Elk NetworkMontana Wolf Population Remains Stable Through 2021

General | August 3, 2022

Below is a news release from Montana Fish, Wildlife and Parks.

Wolf numbers and distribution continue to be stable across Montana, according to numbers released Monday in the 2021 Montana Fish, Wildlife & Parks Wolf Report.

“What the data shows us really isn’t surprising,” said FWP Director Hank Worsech. “Our management of wolves, including ample hunting and trapping opportunities, have kept numbers at a relatively stable level during the past several years.”

In understanding this report, people must keep in mind that population trends are monitored by the calendar year, in this case 2021, which is consistent with how FWP and other agencies have tracked wolf populations since the 1980s and how wolf populations are tracked in other areas. However, the wolf hunting and trapping season ended March 15, 2022. The harvest realized during this first three months of 2022 isn’t reflected in the 2021 wolf population estimate.

Another interesting aspect of the data is that wolf trapping efforts were down this license year from past years. This means fewer trappers were on the landscape. Potential reasons for this include unfavorable weather conditions during the trapping season.

The 2021 Montana Legislature approved a suite of legislation that added more tools for hunters and trappers for harvesting wolves. The legislature also passed legislation directing FWP to manage wolves in a manner that would reduce numbers to a sustainable level above minimum recovery goals.

In response, the Fish and Wildlife Commission increased bag limits, allowed snaring outside of lynx protection zones, and extended the season. Additionally, the commission also set harvest threshold numbers in each FWP region and at a statewide scale that required them to reconvene if those harvest levels were met. Ultimately, the commission closed wolf season in southwest Montana early because the pre-established threshold was met.

“We are following the law,” Worsech said. “And are doing so in a way that provides certainty that wolf populations in Montana will remain off the Endangered Species List.”

By the numbers

The estimated wolf population in Montana at the end of 2021 is 1,144. This is down 40 wolves from 1,181 in 2020. This is not a statistically significant difference. In the last 10 years, wolf populations saw an estimated high of 1,256 in 2011 and a low of 1,113 in 2017. The small difference in these two numbers demonstrates a population trend that is very stable.

At the end of 2021, Montana had an estimated 192 wolf packs. This is down from an estimated 198 in 2020. In the last 10 years, estimated pack numbers have fluctuated from a high of 205 in 2012 to a low of 186 in 2017.


FWP employed new population estimation methodology in 2007, called integrated patch occupancy model (iPOM). This methodology has undergone a scientific peer review both of its individual components and the cumulative process as a whole.

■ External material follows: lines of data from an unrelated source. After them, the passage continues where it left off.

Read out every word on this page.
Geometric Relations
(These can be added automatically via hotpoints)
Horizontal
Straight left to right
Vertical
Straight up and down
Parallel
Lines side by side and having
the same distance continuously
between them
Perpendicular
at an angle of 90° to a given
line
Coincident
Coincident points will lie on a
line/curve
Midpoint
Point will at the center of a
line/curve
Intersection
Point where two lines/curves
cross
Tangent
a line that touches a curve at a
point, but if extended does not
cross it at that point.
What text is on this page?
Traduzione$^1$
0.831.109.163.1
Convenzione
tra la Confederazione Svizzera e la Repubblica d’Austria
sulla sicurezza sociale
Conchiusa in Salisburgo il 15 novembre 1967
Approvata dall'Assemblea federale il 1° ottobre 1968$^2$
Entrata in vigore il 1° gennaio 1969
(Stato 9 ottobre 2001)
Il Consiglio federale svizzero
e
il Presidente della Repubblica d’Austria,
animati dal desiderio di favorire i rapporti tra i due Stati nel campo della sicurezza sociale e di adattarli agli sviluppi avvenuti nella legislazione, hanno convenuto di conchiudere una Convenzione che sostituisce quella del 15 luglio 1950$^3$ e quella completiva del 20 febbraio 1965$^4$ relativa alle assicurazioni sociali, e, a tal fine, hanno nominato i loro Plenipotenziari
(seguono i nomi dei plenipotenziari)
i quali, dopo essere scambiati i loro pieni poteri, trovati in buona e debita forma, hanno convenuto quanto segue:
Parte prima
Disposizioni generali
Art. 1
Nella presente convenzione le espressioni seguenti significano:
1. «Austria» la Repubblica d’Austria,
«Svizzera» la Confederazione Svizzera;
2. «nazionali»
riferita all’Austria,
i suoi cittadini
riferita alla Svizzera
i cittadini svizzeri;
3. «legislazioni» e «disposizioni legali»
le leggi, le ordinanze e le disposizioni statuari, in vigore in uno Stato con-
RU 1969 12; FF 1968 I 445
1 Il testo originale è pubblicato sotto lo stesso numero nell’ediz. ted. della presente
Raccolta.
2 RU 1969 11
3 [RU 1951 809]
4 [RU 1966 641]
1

iPOM pulls together a variety of different sources of data, including information from FWP biologists, to produce population and distribution estimates. Another important source of data comes from hunter harvest surveys that are conducted by FWP every year. These surveys ask deer and elk hunters if they saw wolves while hunting and, if so, where. These surveys are done after hunting season and are necessary to make an accurate estimate.